Signing a Will in New York
Anyone over the age of 18 and of sound mind may make a will in New York. New York statutes require the writer of a will to sign it or acknowledge his signature in the presence of two witnesses, both of whom must also sign. According to Section 3-2.1 of the New York Code, the witnesses should sign the will and add their addresses within a 30 day period. If the writer of the will is unable to sign himself – for example, if he is disabled – he may instruct another person to sign on his behalf.
When a person dies, the law requires that his will be submitted to probate at the New York Surrogate’s Court. The witnesses should complete affidavits certifying that as far as they were aware, the deceased was of sound mind when he signed. Problems may arise if the will was written a long time prior to probate and the witnesses are no longer residents in the state or are, perhaps, themselves deceased. To avoid these issues, the person writing the will can make it self-proving at the time of signing.
Self-Proving a Will in New York
Section 1406 of the New York Code states that either or both witnesses to a will may swear an affidavit before a notary public or an officer authorized to administer oaths, confirming that the writer of the will was in sound mind at the time of signing and was competent to make the will.

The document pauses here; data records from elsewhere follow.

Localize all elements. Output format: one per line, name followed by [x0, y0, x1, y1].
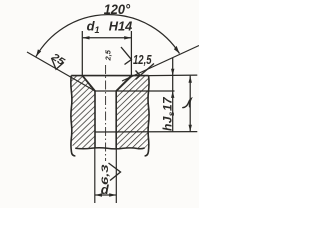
label l: [183, 99, 191, 108]
dim d1 H14 line: [82, 37, 131, 39]
roughness check on top face: [136, 64, 155, 80]
roughness check on left leg: [52, 58, 64, 69]
svg-text:120°: 120°: [104, 2, 131, 17]
dim d1 H14 extension right: [130, 31, 132, 76]
svg-text:H14: H14: [109, 19, 133, 34]
hole right wall extension: [115, 148, 117, 203]
label hJs17: [161, 96, 177, 131]
centerline: [105, 65, 107, 161]
roughness check on d1 extension: [121, 47, 131, 65]
roughness 6,3 vertical: [100, 163, 111, 185]
dim d line: [95, 194, 116, 196]
roughness 25 on left leg: [48, 51, 66, 68]
hatching right block: [116, 76, 148, 149]
bottom face (break line): [75, 148, 144, 149]
hole left wall: [94, 91, 96, 148]
hole left wall extension: [94, 148, 96, 203]
hole depth line + extension right: [95, 131, 197, 133]
dim hJs17 line: [172, 58, 174, 132]
arc arrow left: [36, 49, 41, 56]
chamfer angle leg right: [122, 46, 199, 82]
roughness check on hole wall: [109, 163, 121, 181]
chamfer angle leg left: [27, 52, 95, 91]
arc arrow right: [174, 46, 180, 54]
countersink bottom edge + extension right: [95, 90, 175, 92]
dim l line: [189, 76, 191, 132]
svg-text:2,5: 2,5: [104, 49, 113, 61]
body left edge (break line): [71, 76, 76, 156]
body right edge (break line): [145, 76, 149, 156]
countersink cone right face: [116, 76, 131, 91]
120 degree arc: [36, 15, 180, 57]
svg-text:d: d: [101, 182, 110, 197]
top face extension right: [149, 74, 198, 77]
roughness 2,5 vertical: [104, 49, 113, 61]
hatching left block: [71, 76, 95, 149]
hole right wall: [115, 91, 117, 148]
dim d1 H14 extension left: [81, 31, 83, 76]
svg-text:12,5: 12,5: [133, 52, 152, 67]
body outline: top face: [71, 75, 148, 77]
countersink cone left face: [82, 76, 95, 91]
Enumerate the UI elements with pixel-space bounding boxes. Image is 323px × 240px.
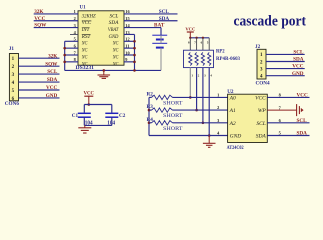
- svg-text:SHORT: SHORT: [163, 113, 183, 119]
- wire U1 NC pins 12-9 tie: [124, 41, 135, 62]
- wire U1 pin16 SCL: [124, 13, 178, 15]
- wire U2 pin6 SCL: [267, 122, 309, 124]
- svg-text:GND: GND: [292, 71, 304, 77]
- RP2 value RP4R-0603: [216, 57, 240, 62]
- wire caps bottom rail: [84, 124, 112, 126]
- connector J2 body: [257, 49, 266, 79]
- junction dots left bus: [148, 109, 151, 124]
- svg-text:VCC: VCC: [255, 95, 266, 101]
- svg-text:SCL: SCL: [256, 121, 265, 127]
- svg-text:VCC: VCC: [185, 26, 195, 31]
- U2 left pin names: [229, 95, 242, 139]
- svg-text:NC: NC: [81, 48, 88, 54]
- net label VCC (pin2): [34, 16, 45, 22]
- svg-text:GND: GND: [109, 34, 119, 40]
- U2 value AT24C02: [227, 146, 244, 151]
- wire caps top rail: [84, 104, 112, 106]
- svg-text:U1: U1: [80, 5, 87, 10]
- RP2 top pin numbers: [188, 41, 209, 45]
- U2 designator: [227, 89, 234, 95]
- svg-text:NC: NC: [112, 61, 119, 67]
- svg-text:SDA: SDA: [297, 131, 308, 137]
- R3 value SHORT: [163, 113, 183, 119]
- net label SCL (J1): [47, 69, 58, 75]
- junction dots U1 pins 12-9: [133, 40, 136, 63]
- R4 value SHORT: [163, 126, 183, 132]
- RP2 resistors: [189, 52, 211, 65]
- net label SCL (U2): [297, 118, 308, 124]
- svg-text:VCC: VCC: [292, 64, 303, 70]
- wire VCC stem RP2: [189, 32, 191, 38]
- power VCC for C1C2: [83, 92, 94, 97]
- net label SDA (U2): [297, 131, 308, 137]
- J1 pin wires: [19, 58, 60, 98]
- net label GND (J1): [46, 93, 58, 99]
- power ground under U1: [98, 70, 111, 78]
- net label SQW: [34, 23, 47, 29]
- U1 designator: [80, 5, 87, 10]
- net label 32K: [34, 9, 43, 15]
- wire U1 pin13 GND down: [124, 34, 135, 70]
- svg-text:SDA: SDA: [293, 57, 304, 63]
- power ground caps: [78, 125, 91, 133]
- C2 value 104: [107, 120, 115, 126]
- svg-text:RP4R-0603: RP4R-0603: [216, 57, 240, 62]
- svg-text:SCL: SCL: [297, 118, 308, 124]
- net label BAT: [154, 23, 165, 29]
- svg-text:A0: A0: [229, 95, 236, 101]
- svg-text:SCL: SCL: [110, 13, 119, 19]
- IC U2 body: [228, 94, 268, 142]
- C2 designator: [119, 113, 126, 119]
- net label 32K (J1): [48, 53, 57, 59]
- net label SQW (J1): [45, 61, 58, 67]
- J1 designator: [9, 46, 15, 52]
- svg-text:32KHZ: 32KHZ: [82, 13, 96, 19]
- net label SDA (U1): [159, 16, 170, 22]
- title cascade port: [234, 13, 307, 29]
- svg-text:SHORT: SHORT: [163, 126, 183, 132]
- RP2 designator: [216, 50, 225, 55]
- svg-text:SDA: SDA: [159, 16, 170, 22]
- resistor R4: [147, 117, 173, 125]
- svg-text:GND: GND: [230, 134, 242, 140]
- net label GND (J2): [292, 71, 304, 77]
- net label SCL (U1): [159, 9, 170, 15]
- svg-text:J2: J2: [255, 44, 261, 50]
- svg-text:32K: 32K: [48, 53, 57, 59]
- battery B1: [152, 35, 167, 70]
- svg-text:SHORT: SHORT: [163, 100, 183, 106]
- R2 value SHORT: [163, 100, 183, 106]
- C1 designator: [72, 113, 79, 119]
- svg-text:C2: C2: [119, 113, 126, 119]
- svg-text:3: 3: [217, 118, 219, 123]
- svg-text:AT24C02: AT24C02: [227, 146, 244, 151]
- svg-text:CON6: CON6: [5, 101, 20, 107]
- svg-text:CON4: CON4: [256, 80, 271, 86]
- svg-text:U2: U2: [227, 89, 234, 95]
- wire VCC stem caps: [88, 96, 90, 104]
- J2 pin wires: [266, 54, 305, 75]
- U1 value DS3231: [76, 65, 95, 71]
- U1 pin4 stub: [70, 33, 78, 35]
- svg-text:C1: C1: [72, 113, 79, 119]
- svg-text:SCL: SCL: [47, 69, 58, 75]
- svg-text:NC: NC: [112, 54, 119, 60]
- power ground at U2 GND: [203, 136, 216, 148]
- net label VCC (J1): [46, 85, 57, 91]
- svg-text:GND: GND: [46, 93, 58, 99]
- junction dot rail-right: [133, 69, 136, 72]
- svg-text:VBAT: VBAT: [108, 27, 119, 33]
- junction dots RP2 outputs: [189, 96, 211, 137]
- J1 pin numbers: [12, 57, 15, 102]
- junction dots RP2 bus: [189, 37, 204, 39]
- wire VCC to U1 pin2: [34, 20, 78, 22]
- power bar symbol at WP: [267, 104, 303, 116]
- net label SCL (J2): [293, 50, 304, 56]
- svg-text:RP2: RP2: [216, 50, 225, 55]
- C1 value 104: [85, 120, 93, 126]
- svg-text:NC: NC: [81, 41, 88, 47]
- wire U2 pin5 SDA: [267, 135, 309, 137]
- wire RP2 top bus: [190, 37, 209, 39]
- connector J1 body: [9, 54, 18, 101]
- J2 designator: [255, 44, 261, 50]
- junction dots U1 pins 6,7,8: [63, 47, 66, 63]
- wires RP2 outputs down: [190, 68, 209, 136]
- resistor R2: [147, 92, 173, 100]
- RP2 top pin stubs: [190, 38, 209, 50]
- svg-text:NC: NC: [81, 54, 88, 60]
- J2 pin numbers: [260, 53, 263, 79]
- wire GND row: [149, 135, 228, 137]
- wire A-select left bus: [148, 97, 150, 135]
- wire gnd rail under U1: [65, 69, 161, 71]
- wire U2 pin8 VCC: [267, 96, 309, 98]
- U2 right pin names: [255, 95, 266, 139]
- wire A0 row: [173, 96, 228, 98]
- svg-text:A1: A1: [229, 108, 236, 114]
- wire SQW to U1 pin3: [34, 27, 78, 29]
- svg-text:A2: A2: [229, 121, 236, 127]
- net label VCC (U2): [297, 93, 308, 99]
- U1 right pin names: [108, 13, 119, 67]
- wire U1 NC pins 5-8 to gnd rail: [65, 41, 78, 70]
- U2 pin numbers: [217, 93, 281, 136]
- svg-text:SDA: SDA: [256, 134, 267, 140]
- power VCC for RP2: [185, 26, 195, 32]
- wire 32K to U1 pin1: [34, 13, 78, 15]
- wire U1 pin15 SDA: [124, 20, 178, 22]
- svg-text:cascade port: cascade port: [234, 13, 307, 29]
- RP2 body: [184, 50, 214, 67]
- svg-text:SDA: SDA: [109, 20, 119, 26]
- svg-text:NC: NC: [112, 41, 119, 47]
- net label VCC (J2): [292, 64, 303, 70]
- svg-text:NC: NC: [81, 61, 88, 67]
- svg-text:1: 1: [217, 93, 219, 98]
- svg-text:J1: J1: [9, 46, 15, 52]
- svg-text:WP: WP: [258, 108, 267, 114]
- wire U1 pin14 VBAT to battery: [124, 28, 161, 35]
- svg-text:NC: NC: [112, 48, 119, 54]
- U1 left pin names: [81, 13, 96, 67]
- svg-text:SDA: SDA: [47, 77, 58, 83]
- wire A1 row: [173, 109, 228, 111]
- svg-text:SQW: SQW: [45, 61, 58, 67]
- wire A2 row: [173, 122, 228, 124]
- resistor R3: [147, 104, 173, 112]
- net label SDA (J1): [47, 77, 58, 83]
- J1 value CON6: [5, 101, 20, 107]
- junction dot caps top: [88, 103, 91, 106]
- U1 pin numbers: [74, 9, 131, 62]
- svg-text:SCL: SCL: [293, 50, 304, 56]
- net label SDA (J2): [293, 57, 304, 63]
- svg-text:SCL: SCL: [159, 9, 170, 15]
- J2 value CON4: [256, 80, 271, 86]
- svg-text:VCC: VCC: [297, 93, 308, 99]
- junction dot rail-ground: [103, 69, 106, 72]
- capacitor C2: [105, 105, 118, 126]
- IC U1 body: [78, 11, 124, 65]
- svg-text:VCC: VCC: [46, 85, 57, 91]
- RP2 bottom pin numbers: [192, 74, 213, 78]
- capacitor C1: [78, 105, 91, 126]
- svg-text:2: 2: [217, 105, 219, 110]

Any court must accept that affidavit in the future as if it had been made in court, unless someone raises an objection, or the court wishes for any other reason to examine the witnesses in person. The writer of a will can arrange for a self-proving affidavit at any time.
Section 3-2.2 of the New York Code allows members of the armed forces to make oral wills, also known as nuncupative wills. To be valid, at least two witnesses should provide evidence regarding the provisions of the oral will. Nuncupative wills cannot be self-proving, because the probate court will require the statements of the witnesses to attest to the will when the writer dies.